Aku hanya bisa terdiam mendengar perkataan Dika. Semua yang dikatakan Dika benar.
“Kapan kamu akan pake jilbab?” pertanyaan Dika membuatku kaget.
“Aku belum siap, Dik.” Aku merasa masih berlumuran dosa. Tidak pantas mengenakan kerudung untuk menutupi auratku.
“Kapan kamu siap? Kalau kamu menunggu siap, kamu nggak akan pernah pake kerudung. Sama halnya jika aku tanya kapan kamu siap mati? Manusia tidak akan pernah merasa siap, Bilqis.” Dika menatapku tajam. “Apakah kamu tau? Setiap langkah wanita yang tidak menutupi auratnya adalah dosa. Berapa banyak dosa yang akan kamu pikul di setiap langkahmu?”
Kata-kata Dika selalu terngiang-ngiang di telingaku. “Kapan aku siap? Berapa banyak dosa yang akan kutorehkan di setiap langkahku?”
***
Tahun pelajaran sudah berganti. Kini aku mulai memasuki tahun kedua di SMA. Satu jam penuh aku mematung di depan cermin. Melihat bayangan sesosok gadis remaja menggunakan kerudung putih menutupi dadanya. “Ya Allah, semoga aku bisa mempertahankan jilbab ini. Semoga jilbab ini bisa melindungiku dari dosa yang kutorehkan disetiap langkahku.”
“Ayah, aku berangkat.” Aku mencium tangan Pak Santo -Ayah tiriku- dengan penuh ikhlas, bukan sekedar untuk menjaga perasaan Ibu. Bibirnya membentuk sebuah lengkung senyum bahagia.
“Ibu, Bilqis berangkat. Assalamu’alaikum.” Aku bergantian mencium tangan Ibu. Ada butir air mata di sudut matanya.
Teman-teman di sekolah terkejut dengan penampilan baruku. “Subhanallah, Bilqis kamu lebih cantik pake kerudung. Semoga bisa istiqomah ya.” Mereka menyalamiku satu persatu.
“Amiin, makasih ya.” Aku malu mendapat perlakuan yang hampir sama dari setiap teman yang berpapasan denganku.
“Assalamu’alaikum.” Dika agak terkejut mendengar salamku karena dia sedang sibuk berkutat dengan tugas matematikanya.

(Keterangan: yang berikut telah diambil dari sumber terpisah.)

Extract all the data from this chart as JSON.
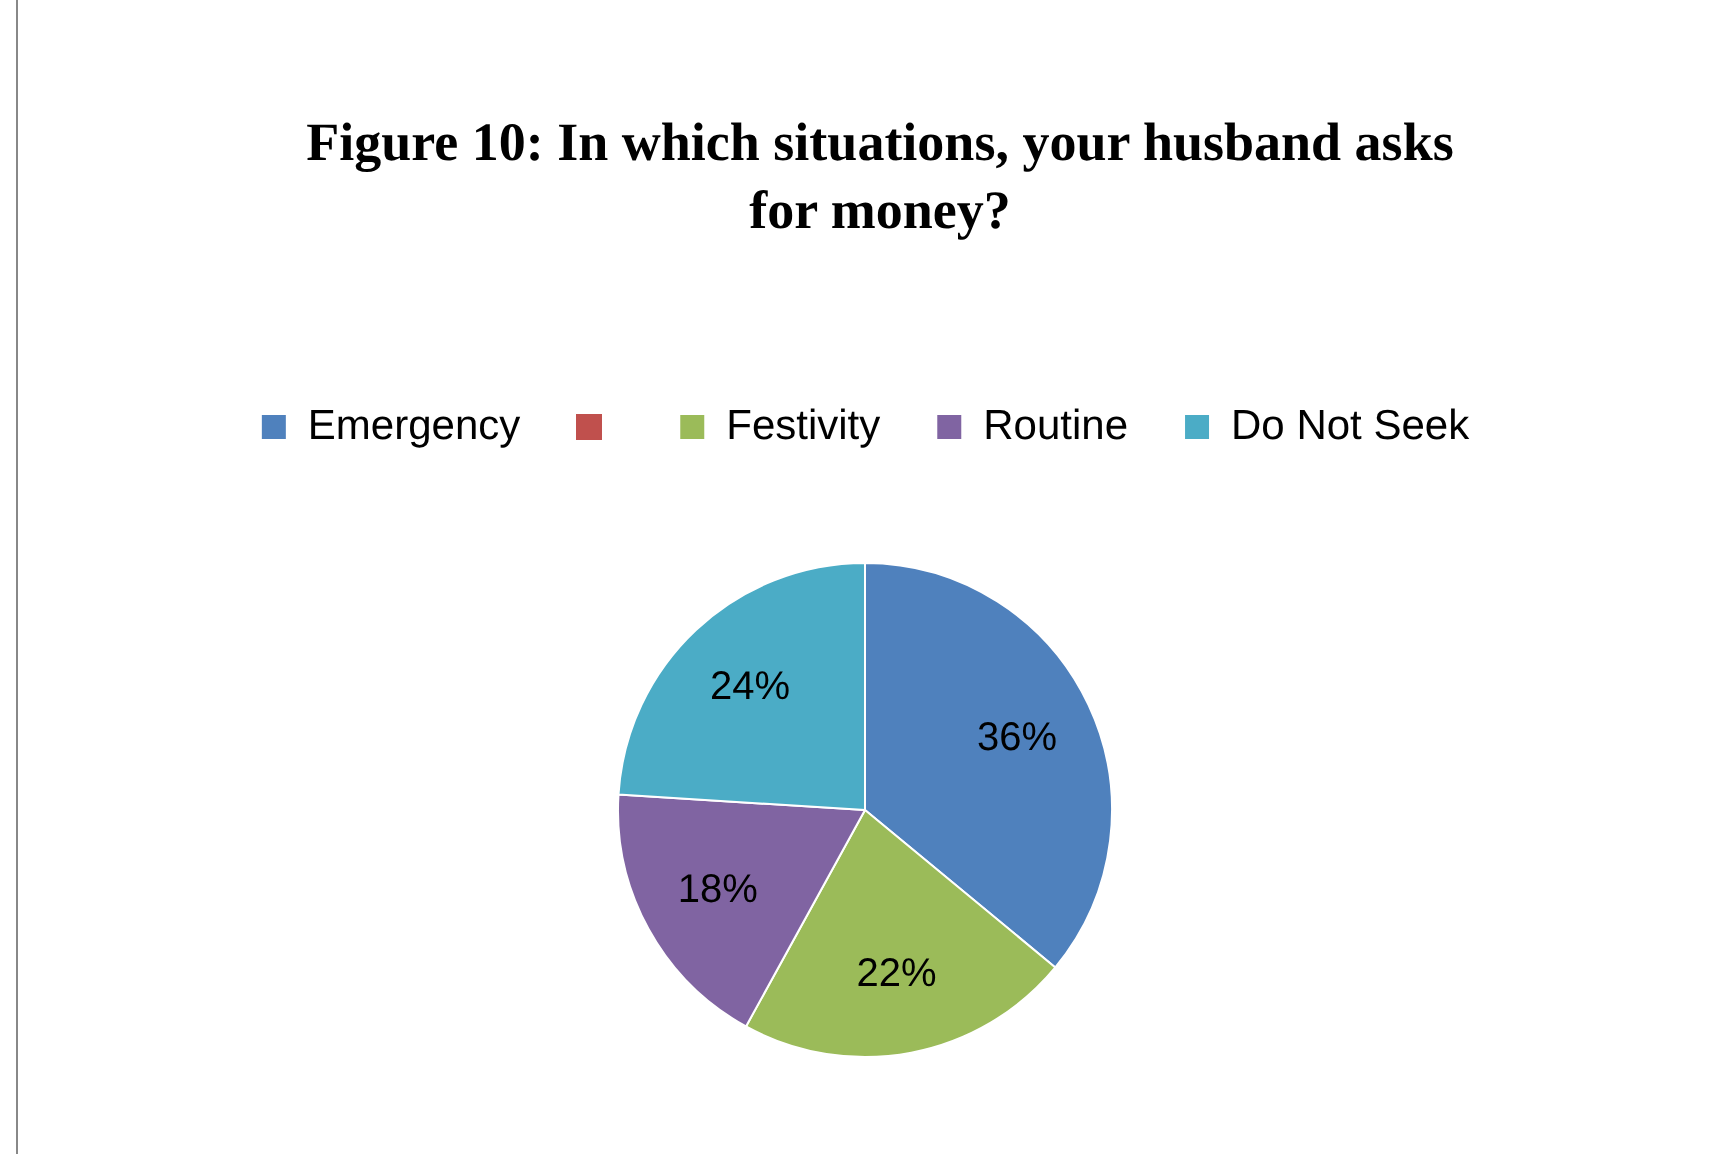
{
  "chart_data": {
    "type": "pie",
    "title": "Figure 10: In which situations, your husband asks for money?",
    "categories": [
      "Emergency",
      null,
      "Festivity",
      "Routine",
      "Do Not Seek"
    ],
    "values": [
      36,
      0,
      22,
      18,
      24
    ],
    "colors": [
      "#4f81bd",
      "#c0504d",
      "#9bbb59",
      "#8064a2",
      "#4bacc6"
    ],
    "value_labels": [
      "36%",
      null,
      "22%",
      "18%",
      "24%"
    ],
    "legend": "top"
  }
}
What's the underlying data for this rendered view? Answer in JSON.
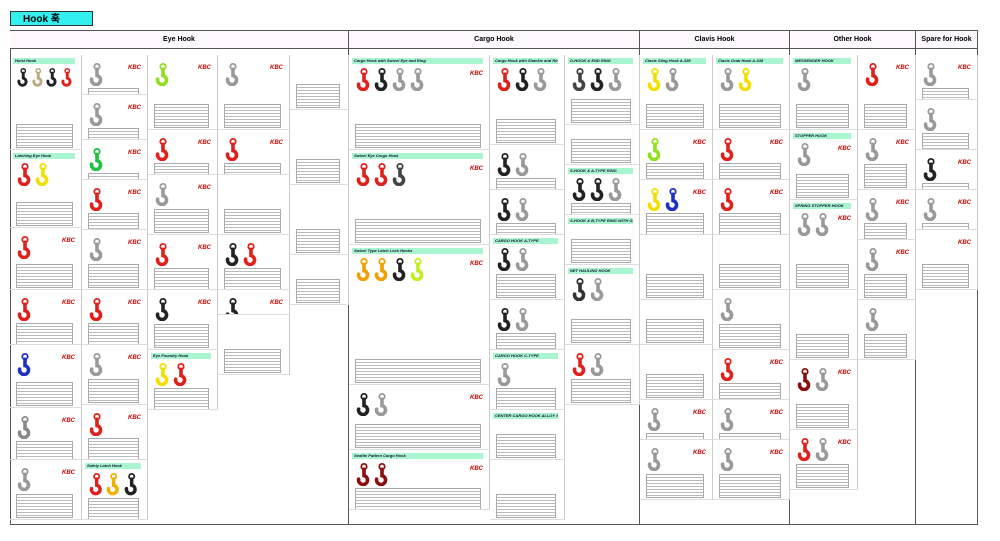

Tidak sadar akan kehadiranku.
“Wa’alaikumsalam. Subhanallah, Bilqis si petualang kini telah berubah. Kamu terlihat lebih anggun pake kerudung..” Aku hanya tersenyum malu menanggapi perkataannya. “Eh, tapi kamu pake kerudung bukan karena Mas Zakky kan?”
“Ya nggak lah. Aku ingin menjemput cinta-Nya. Lagian Mas Zakky juga udah lulus. Kalo udah jodoh pasti nggak akan kemana. Hehe…” aku mengelak asumsi Dika. “Mas Zakky adalah hidayah terbesar dalam hidupku. Melalui dia, Allah membukakan pintu hatiku.”